Primary HTN, also known as essential HTN, accounts for almost 90% of all cases. Primary HTN is characterized by SBP values of 130 mmHg or more and/or DBP of over 80 mmHg. Primary HTN can be idiopathic or without an identifiable cause (Carretero & Oparil, 2000). It is considered a heterozygous disorder where patients have casual factors causing their high BP. Previous research has identified that patients may be salt sensitive, leading to the development of HTN (Iqbal & Jamal, 2022).
Specific factors known to increase BP in primary HTN include:
- Increased consumption of alcohol
- Increased consumption of salt
- Low calcium and potassium intake (Carretero & Oparil, 2000)
Primary HTN may be asymptomatic; therefore, diagnoses may be based on BP screenings. If the HTN has been chronic, patients may present with symptoms of end-organ damage, such as encephalopathy or acute pulmonary edema.
If patients are symptomatic, they may experience:
- Nose bleeds
- Chest pain
- Fatigue (Cleveland Clinic, 2021)
Though the physical exam may appear unremarkable, healthcare providers should examine for aortic valve disease, polycystic kidney disease, coarctation of the aorta, thyroid disorders, and renovascular diseases.
With examination, the patient should be seated for at least five minutes before taking BP. To diagnose primary HTN, the American College of Cardiology recommends that the BP be high on two office visits on separate dates. The European Society of Cardiology and European Society of Hypertension recommends recording the BP three times, at one to two minutes apart. Additional measurements may be warranted if the first two readings differ by > 10 mmHg. If not, BP is then recorded as an average of the readings. An ambulatory BP measurement, or a consistent measurement over 24 hours, has been noted to be the best method to diagnose HTN (Iqbal & Jamal, 2022).
The diagnosis and evaluation for primary HTN involve the following:
- Labs- blood count, electrolytes, cholesterol levels, erythrocyte sedimentation rate (ESR), serum uric acid, creatinine, estimated glomerular filtration rate (eGFR), thyroid levels, hemoglobin A1C (HbA1C), and urine albumin-to-creatinine ratio.
- 12-lead ECG- this will look at the rhythm and rate of the heart and if there is evidence of left ventricular hypertrophy.
- Fundoscopy- this will review maculopathy or retinopathy of the eye.
- Ankle-brachial pressure index (ABI)- to look for evidence of peripheral arterial disease.
Treatment for primary HTN consists of pharmacological and non-pharmacological interventions.
The Joint National Commission (JNC) has set treatment recommendations that include:
- Patients with diabetes mellitus and chronic kidney disease (CKD) whose BP is ≥ 140/90 mmHg should be given pharmacologic therapy and have a target BP less than 140/90 mmHg.
- Patients over the age of 60 with a BP of ≥ 150/90 mmHg should be given pharmacologic therapy and have a target BP of less than 150/90 mmHg.
- Patients between the ages of 18-59 with an SBP ≥ 140 mmHg should be given pharmacologic therapy and have a target BP less than 140 mmHg.
- Patients with diabetes who are African American should be treated with a thiazide diuretic and/or calcium channel blocker (CCB).
- Patients who have CKD should be treated with an angiotensin receptor blocker (ARB) unless contraindicated (Iqbal & Jamal, 2022).

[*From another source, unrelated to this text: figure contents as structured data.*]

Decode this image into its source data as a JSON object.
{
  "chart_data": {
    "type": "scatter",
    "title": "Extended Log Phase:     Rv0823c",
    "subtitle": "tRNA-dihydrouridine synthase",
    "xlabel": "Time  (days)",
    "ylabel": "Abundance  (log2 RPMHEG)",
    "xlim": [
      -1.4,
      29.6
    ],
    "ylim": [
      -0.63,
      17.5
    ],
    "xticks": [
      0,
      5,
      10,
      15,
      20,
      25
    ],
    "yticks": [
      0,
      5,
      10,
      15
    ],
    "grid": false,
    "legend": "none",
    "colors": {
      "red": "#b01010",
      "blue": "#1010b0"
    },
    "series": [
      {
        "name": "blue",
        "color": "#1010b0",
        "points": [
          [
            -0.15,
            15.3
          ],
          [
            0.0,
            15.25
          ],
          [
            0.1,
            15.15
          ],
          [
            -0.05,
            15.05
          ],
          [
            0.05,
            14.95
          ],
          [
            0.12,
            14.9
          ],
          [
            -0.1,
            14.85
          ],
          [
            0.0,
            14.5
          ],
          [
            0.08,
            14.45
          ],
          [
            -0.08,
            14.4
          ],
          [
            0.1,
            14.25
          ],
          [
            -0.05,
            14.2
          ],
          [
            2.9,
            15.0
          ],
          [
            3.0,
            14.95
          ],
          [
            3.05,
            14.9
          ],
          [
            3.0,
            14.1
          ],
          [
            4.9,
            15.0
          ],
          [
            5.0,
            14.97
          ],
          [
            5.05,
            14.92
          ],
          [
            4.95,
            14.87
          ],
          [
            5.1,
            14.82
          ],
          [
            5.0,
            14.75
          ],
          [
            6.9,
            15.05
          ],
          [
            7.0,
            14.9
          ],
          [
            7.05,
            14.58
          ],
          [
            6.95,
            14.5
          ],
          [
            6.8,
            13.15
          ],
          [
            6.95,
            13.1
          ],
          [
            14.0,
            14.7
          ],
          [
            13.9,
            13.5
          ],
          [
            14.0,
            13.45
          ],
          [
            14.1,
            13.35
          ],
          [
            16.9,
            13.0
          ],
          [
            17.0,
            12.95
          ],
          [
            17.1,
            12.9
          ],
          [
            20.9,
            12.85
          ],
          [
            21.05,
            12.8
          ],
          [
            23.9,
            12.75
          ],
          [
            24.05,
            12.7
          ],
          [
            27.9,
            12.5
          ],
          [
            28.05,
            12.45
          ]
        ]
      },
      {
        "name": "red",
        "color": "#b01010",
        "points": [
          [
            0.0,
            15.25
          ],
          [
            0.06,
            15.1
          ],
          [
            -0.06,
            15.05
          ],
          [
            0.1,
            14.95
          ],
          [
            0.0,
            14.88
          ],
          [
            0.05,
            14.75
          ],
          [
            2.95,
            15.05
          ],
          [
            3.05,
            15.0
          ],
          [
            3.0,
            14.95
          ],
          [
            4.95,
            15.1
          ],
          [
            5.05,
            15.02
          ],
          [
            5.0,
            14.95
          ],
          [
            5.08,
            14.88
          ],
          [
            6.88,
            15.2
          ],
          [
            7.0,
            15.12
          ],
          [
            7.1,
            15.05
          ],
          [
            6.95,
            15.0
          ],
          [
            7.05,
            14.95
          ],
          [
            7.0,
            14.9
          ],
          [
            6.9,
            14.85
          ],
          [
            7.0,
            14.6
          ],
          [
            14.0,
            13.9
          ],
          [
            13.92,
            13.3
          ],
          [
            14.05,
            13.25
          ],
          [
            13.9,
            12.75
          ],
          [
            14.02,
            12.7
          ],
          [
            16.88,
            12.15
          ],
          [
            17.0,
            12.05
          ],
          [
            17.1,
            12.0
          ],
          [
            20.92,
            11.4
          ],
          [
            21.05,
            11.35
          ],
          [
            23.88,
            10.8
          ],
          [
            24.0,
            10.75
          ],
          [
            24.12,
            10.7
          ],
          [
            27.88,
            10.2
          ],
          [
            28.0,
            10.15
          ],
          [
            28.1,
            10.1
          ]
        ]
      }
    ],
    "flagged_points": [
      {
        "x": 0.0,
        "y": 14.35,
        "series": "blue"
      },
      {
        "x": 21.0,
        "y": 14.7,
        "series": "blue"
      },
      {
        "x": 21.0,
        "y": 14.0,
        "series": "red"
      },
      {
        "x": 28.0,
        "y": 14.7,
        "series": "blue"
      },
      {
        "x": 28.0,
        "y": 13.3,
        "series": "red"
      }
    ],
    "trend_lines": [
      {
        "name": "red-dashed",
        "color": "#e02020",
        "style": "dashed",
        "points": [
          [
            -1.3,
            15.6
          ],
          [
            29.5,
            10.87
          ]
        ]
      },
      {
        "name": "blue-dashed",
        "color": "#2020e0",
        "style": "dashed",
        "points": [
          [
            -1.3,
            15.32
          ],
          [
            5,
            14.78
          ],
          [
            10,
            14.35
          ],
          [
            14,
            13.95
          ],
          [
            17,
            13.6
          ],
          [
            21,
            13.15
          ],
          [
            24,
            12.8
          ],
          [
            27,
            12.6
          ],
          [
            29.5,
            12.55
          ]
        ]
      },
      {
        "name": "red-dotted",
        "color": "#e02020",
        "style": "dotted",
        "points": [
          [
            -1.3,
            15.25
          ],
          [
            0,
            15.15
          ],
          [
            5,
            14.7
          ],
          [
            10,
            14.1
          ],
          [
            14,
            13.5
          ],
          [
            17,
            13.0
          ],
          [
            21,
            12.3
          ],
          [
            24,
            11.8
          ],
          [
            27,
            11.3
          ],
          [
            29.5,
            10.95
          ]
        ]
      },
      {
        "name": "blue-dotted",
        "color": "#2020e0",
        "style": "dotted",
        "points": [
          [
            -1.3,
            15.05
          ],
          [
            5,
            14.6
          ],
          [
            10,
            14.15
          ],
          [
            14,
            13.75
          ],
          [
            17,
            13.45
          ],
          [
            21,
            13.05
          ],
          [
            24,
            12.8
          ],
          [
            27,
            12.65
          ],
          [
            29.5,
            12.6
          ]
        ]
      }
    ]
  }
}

Specific pharmacological agents depend on the level of BP and the patient's condition. Stage 1 HTN can be treated with one medication, also called monotherapy. Angiotensin-converting enzyme (ACE) inhibitors, ARBs, CCBs, and thiazide diuretics are generally the first choices. When using two medications, they should be from different drug classes. Most commonly, an ACE inhibitor or ARB and a CCB are the top choice. These guidelines change with patients who have significant comorbid conditions (Mann & Flack, 2023).